1  Getting Started

1.1 Organization of this book

The book is organized on five parts chapters:

  1. ML basics

  2. Classical ML algorithms

  3. Deep learning

  4. xAI and causal ML

  5. Generative AI

1.2 Software requirements

1.2.1 R System

Make sure you have a recent version of R (>=4.2, ideally >=4.3) and RStudio on your computers. For Mac users, if you have already a M1-M3 Mac, please install the R-ARM version (see here (not the x86_64 version))

1.2.2 TensorFlow and Keras

If you want to run the code on your own computers, you need to install TensorFlow / Keras for R. For this, the following should work for most people:

install.packages("keras3", dependencies = TRUE)
keras3::install_keras(backend="tensorflow")

This should work on most computers, in particular if all software is recent. Sometimes, however, things don’t work well, especially the python distribution often makes problems. If the installation does not work for you, we can look at it together. Also, we will provide some virtual machines in case your computers / laptops are too old or you don’t manage to install TensorFlow.

1.2.3 Torch for R

We may also use Torch for R. This is an R frontend for the popular PyTorch framework. To install Torch, type in R:

install.packages("torch")
library(torch)
torch::install_torch()

1.2.4 EcoData

We use data sets from the EcoData package.
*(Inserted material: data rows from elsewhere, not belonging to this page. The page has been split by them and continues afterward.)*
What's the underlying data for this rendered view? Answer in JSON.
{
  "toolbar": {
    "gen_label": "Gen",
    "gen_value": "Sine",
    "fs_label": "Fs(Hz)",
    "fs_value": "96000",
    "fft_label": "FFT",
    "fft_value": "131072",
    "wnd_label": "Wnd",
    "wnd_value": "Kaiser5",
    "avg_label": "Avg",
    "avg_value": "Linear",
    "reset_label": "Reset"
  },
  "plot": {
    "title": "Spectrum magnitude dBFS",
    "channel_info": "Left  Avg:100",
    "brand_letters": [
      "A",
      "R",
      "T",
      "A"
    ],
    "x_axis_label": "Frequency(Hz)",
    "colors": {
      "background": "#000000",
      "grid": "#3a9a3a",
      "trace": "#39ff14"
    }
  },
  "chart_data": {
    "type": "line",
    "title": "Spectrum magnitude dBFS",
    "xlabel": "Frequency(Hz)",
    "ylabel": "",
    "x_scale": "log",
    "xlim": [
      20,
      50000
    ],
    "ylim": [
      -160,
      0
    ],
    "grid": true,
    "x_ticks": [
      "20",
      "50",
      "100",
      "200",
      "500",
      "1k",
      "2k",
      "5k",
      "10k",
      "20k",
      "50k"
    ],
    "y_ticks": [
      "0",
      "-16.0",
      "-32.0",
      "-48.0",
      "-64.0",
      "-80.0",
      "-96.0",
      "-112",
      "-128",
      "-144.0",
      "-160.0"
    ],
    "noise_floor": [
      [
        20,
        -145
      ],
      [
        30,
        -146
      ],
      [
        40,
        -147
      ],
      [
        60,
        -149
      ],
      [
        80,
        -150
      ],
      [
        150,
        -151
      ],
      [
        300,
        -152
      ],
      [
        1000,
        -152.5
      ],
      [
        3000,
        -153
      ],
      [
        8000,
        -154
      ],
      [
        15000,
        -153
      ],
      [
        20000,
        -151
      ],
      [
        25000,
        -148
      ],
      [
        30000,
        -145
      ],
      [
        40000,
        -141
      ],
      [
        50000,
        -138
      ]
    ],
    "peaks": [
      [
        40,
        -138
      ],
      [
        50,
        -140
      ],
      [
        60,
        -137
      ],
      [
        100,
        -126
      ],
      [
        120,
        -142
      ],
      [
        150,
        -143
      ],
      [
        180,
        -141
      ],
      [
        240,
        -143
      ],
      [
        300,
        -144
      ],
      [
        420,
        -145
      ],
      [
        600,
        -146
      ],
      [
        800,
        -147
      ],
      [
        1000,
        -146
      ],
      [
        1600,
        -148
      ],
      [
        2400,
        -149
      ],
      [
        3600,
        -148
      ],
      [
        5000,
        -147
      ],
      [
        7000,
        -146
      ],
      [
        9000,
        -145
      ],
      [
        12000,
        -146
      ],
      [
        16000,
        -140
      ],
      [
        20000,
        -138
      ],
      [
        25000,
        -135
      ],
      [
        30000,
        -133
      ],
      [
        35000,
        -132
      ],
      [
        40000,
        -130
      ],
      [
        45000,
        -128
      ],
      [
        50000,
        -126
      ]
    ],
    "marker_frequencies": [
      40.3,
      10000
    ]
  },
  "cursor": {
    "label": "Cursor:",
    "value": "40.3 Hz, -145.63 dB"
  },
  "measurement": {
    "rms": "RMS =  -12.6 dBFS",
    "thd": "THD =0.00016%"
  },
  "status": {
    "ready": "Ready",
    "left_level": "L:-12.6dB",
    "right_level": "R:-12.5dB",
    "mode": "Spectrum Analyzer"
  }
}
To install the package, run:

devtools::install_github(repo = "TheoreticalEcology/EcoData", 
                         dependencies = TRUE, build_vignettes = TRUE)

The default installation will install a number of packages that are useful for statistics. Especially in Linux, this may take some time to install. If you are in a hurry and only want the data, you can also run

devtools::install_github(repo = "TheoreticalEcology/EcoData", 
                         dependencies = FALSE, build_vignettes = FALSE)

1.2.5 Additional Libraries

There are a number of additional libraries that we may use during the course. So take a coffee or two (that will take a while…) and install the following libraries. Please do this in the given order unless you know what you’re doing, because there are some dependencies between the packages.

install.packages("abind")
install.packages("animation")
install.packages("ape")
install.packages("BiocManager")
BiocManager::install(c("Rgraphviz", "graph", "RBGL"))
install.packages("coro")
install.packages("cito")
install.packages("dbscan")
install.packages("dendextend")
install.packages("devtools")
install.packages("dplyr")
install.packages("e1071")
install.packages("factoextra")
install.packages("fields")
install.packages("forcats")
install.packages("glmnet")
install.packages("glmnetUtils")
install.packages("gym")
install.packages("kknn")
install.packages("knitr")
install.packages("iml")
install.packages("lavaan")
install.packages("lmtest")
install.packages("magick")
install.packages("mclust")
install.packages("Metrics")
install.packages("microbenchmark")
install.packages("missRanger")
install.packages("mlbench")
install.packages("mlr3")
install.packages("mlr3learners")
install.packages("mlr3measures")
install.packages("mlr3pipelines")
install.packages("mlr3tuning")
install.packages("paradox")
install.packages("partykit")
install.packages("pcalg")
install.packages("piecewiseSEM")
install.packages("purrr")
install.packages("randomForest")
install.packages("ranger")
install.packages("rpart")
install.packages("rpart.plot")
install.packages("scales")
install.packages("semPlot")
install.packages("stringr")
install.packages("tfprobability")
install.packages("tidyverse")
install.packages("torchvision")
install.packages("xgboost")
install.packages("tidymodels")

devtools::install_github("andrie/deepviz", dependencies = TRUE,
                         upgrade = "always")
devtools::install_github('skinner927/reprtree')
devtools::install_version("lavaanPlot", version = "0.6.0")

reticulate::conda_install("r-keras", packages = "scipy", pip = TRUE)
reticulate::conda_install("r-keras", packages = "tensorflow_probability", pip = TRUE)

1.3 Linux/UNIX

Linux/UNIX systems have sometimes to fulfill some further dependencies

Debian based systems

For Debian based systems, we need:

build-essential
gfortran
libmagick++-dev
r-base-dev

If you are new to installing packages on Debian / Ubuntu, etc., type the following:

sudo apt update && sudo apt install -y --install-recommends build-essential gfortran libmagick++-dev r-base-dev

1.4 Assumed R knowledge

Basic knowledge of R is required to successfully participate in this course. In particular, you should be able to transform and subselect (slice) data. Have a look at this section from the advanced statistic course which provides you with a short tests as well as with further links to read up on background!